Pada kunjungan dengan dokter tulang dilakukan lagi pemeriksaan radiologis MRI Spine
Lumbar dengan hasil destruksi/kolaps corpus vertebrae L3 dan erosi endplate corpus segmen
discus intervertebralis L2-L3 dan L3-L4. Erosi endplate dari corpus segmen lainnya dapat terjadi
karena menyebarnya M. tuberculosis melalui jalur hematogen vena Batson. Erosi dari endplate ini
juga menandakan adanya infeksi pada diskus didekatnya. Ditemukan adanya infiltrat paravertebra
ring-enhance yang menonjol ke anterior setinggi L2-L5 dan ke posterior setinggi L2-L4 sisi kiri,
mengakibatkan stenosis canalis spinalis dengan penekanan terhadap thecal sac/ sac dan struktur
radix di dalamnya. Berdasarkan temuan tersebut dapat disimpulkan bahwa infiltrat yang menekan
sistem saraf perifer menyebabkan nyeri radikuler pada pasien dan penurunan kekutana motorik
pada ekstremitas bawah pasien. Adanya enhancement menandakan proses inflamasi yang sedang
berlangsung namun tidak spesifik pada tuberculosis spondilitis. Ditemukan infiltrat tampak meluas
ke musculus psoas bilateral dengan abses musculus psoas bilateral (kanan ukuran +/- 2,8 x 3,8 x
7,7 cm; kiri ukuran +/- 2,5 x 3,1 x 7 cm). Abses terbentuk karena penyakit sudah menyebar ke
subligamen dan abses umumnya ada pada lapisan epidural anterior dan banyak pada otot psoas.

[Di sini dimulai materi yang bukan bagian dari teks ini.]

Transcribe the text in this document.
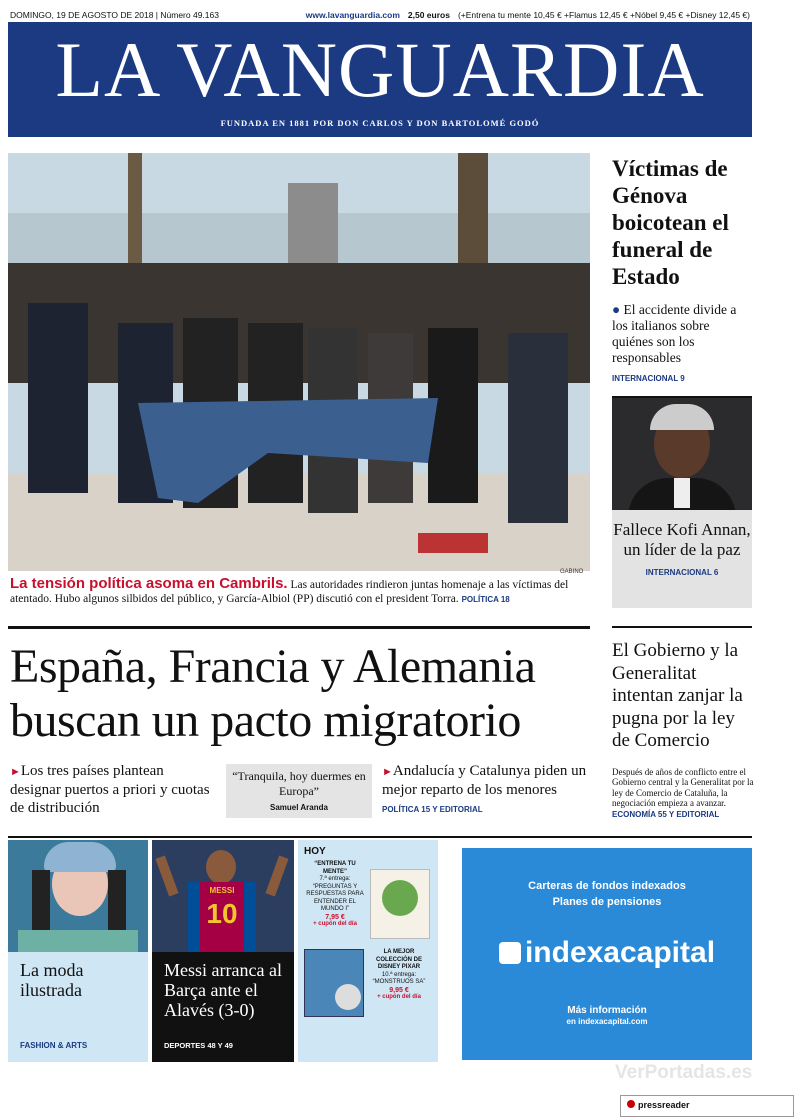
DOMINGO, 19 DE AGOSTO DE 2018 | Número 49.163	www.lavanguardia.com 2,50 euros (+Entrena tu mente 10,45 € +Flamus 12,45 € +Nóbel 9,45 € +Disney 12,45 €)
LA VANGUARDIA
FUNDADA EN 1881 POR DON CARLOS Y DON BARTOLOMÉ GODÓ
GABINO
La tensión política asoma en Cambrils. Las autoridades rindieron juntas homenaje a las víctimas del atentado. Hubo algunos silbidos del público, y García-Albiol (PP) discutió con el president Torra. POLÍTICA 18
Víctimas de Génova boicotean el funeral de Estado
● El accidente divide a los italianos sobre quiénes son los responsables
INTERNACIONAL 9
Fallece Kofi Annan, un líder de la paz
INTERNACIONAL 6
El Gobierno y la Generalitat intentan zanjar la pugna por la ley de Comercio
Después de años de conflicto entre el Gobierno central y la Generalitat por la ley de Comercio de Cataluña, la negociación empieza a avanzar. ECONOMÍA 55 Y EDITORIAL
España, Francia y Alemania buscan un pacto migratorio
►Los tres países plantean designar puertos a priori y cuotas de distribución
“Tranquila, hoy duermes en Europa”
Samuel Aranda
►Andalucía y Catalunya piden un mejor reparto de los menores POLÍTICA 15 Y EDITORIAL
La moda ilustrada
FASHION & ARTS
MESSI
10
Messi arranca al Barça ante el Alavés (3-0)
DEPORTES 48 Y 49
HOY
“ENTRENA TU MENTE”
7.ª entrega: “PREGUNTAS Y RESPUESTAS PARA ENTENDER EL MUNDO I”
7,95 €
+ cupón del día
LA MEJOR COLECCIÓN DE DISNEY PIXAR
10.ª entrega: “MONSTRUOS SA”
9,95 €
+ cupón del día
Carteras de fondos indexados
Planes de pensiones
indexacapital
Más información
en indexacapital.com
VerPortadas.es
pressreader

Berdasarkan klasifikasi oleh Kumar et al, pasien berada pada stadium III yaitu mild angular
kyphos. Berdasarkan klasifikasi oleh GATA, pasien sudah berada pada tipe III sehingga
disarankan pasien melakukan operasi debridemen anterior dan fusi, dekompresi, dan koreksi dari
deformitas dengan fiksasi internal. Oleh dokter tulang pasien sudah dirujuk ke RSU kabupaten
untuk dilakukan operasi dekompresi. Prognosis pada pasien ini tergolong baik karena paraplegia
yang diderita pasien tergolong paraplegia onset awal yang terjadi akibat kompresi radix.